- Born: 19 July 1899
- Died: 16 April 1971 (aged 71)
- Education: University College, London
- Occupation: Colonial civil servant

= John Archibald Mulhall =

British colonial administrator (1899-1971)

John Archibald Mulhall CMG OBE (19 July 1899 – 16 April 1971) was a British colonial civil servant in British Ceylon and the Gold Coast.

== Early life and education ==
Mulhall was born on 19 July 1899, the son of Robert Mulhall of Southampton. He was educated at University College, London (BSc). He served in the First World War, from 1916 to 1918, in the 8th City of London Regiment.

== Career ==
Mulhall joined the Ceylon Civil Service as a cadet in 1921. He served in various administrative posts in Ceylon including in succession: Assistant in the Kacheries of Kalatara, Puttalam, Badulla, Galle, and Anuradhapura (1921–1927); Assistant Colonial Secretary (1928); Assistant Chief Secretary (1931); Secretary of the Retrenchment Commission (1932); Assistant Chief Secretary (1933); Acting Department Chief Secretary (1943); Secretary to the Commander-in-Chief, Ceylon (1943), and Secretary to the Governor-General of Ceylon (1948).

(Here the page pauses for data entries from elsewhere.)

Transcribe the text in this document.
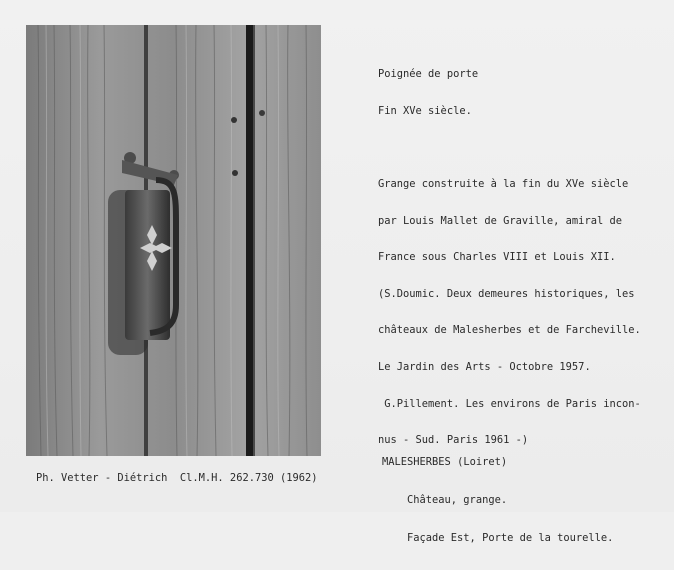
Poignée de porte

Fin XVe siècle.

Grange construite à la fin du XVe siècle

par Louis Mallet de Graville, amiral de

France sous Charles VIII et Louis XII.

(S.Doumic. Deux demeures historiques, les

châteaux de Malesherbes et de Farcheville.

Le Jardin des Arts - Octobre 1957.

G.Pillement. Les environs de Paris incon-

nus - Sud. Paris 1961 -)

MALESHERBES (Loiret)

Château, grange.

Façade Est, Porte de la tourelle.

Ph. Vetter - Diétrich Cl.M.H. 262.730 (1962)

In 1957, Mulhall served as chairman of the Public Service Commission in the Gold Coast, and the same year, was involved in the establishment of a Public Service Commission in Cyprus. He retired in 1957.

== Publications ==
- The Public Service Commission in Overseas Territories (1962)

== Personal life and death ==

Mulhall married Eleanor Webb in 1936. They had no children.

Mulhall died on 16 April 1971, aged 71.

== Honours ==
Mulhall was appointed Office of the Order of the British Empire (OBE) in 1947, and was appointed Companion of the Order of St Michael and St George (CMG) in the 1953 Coronation Honours.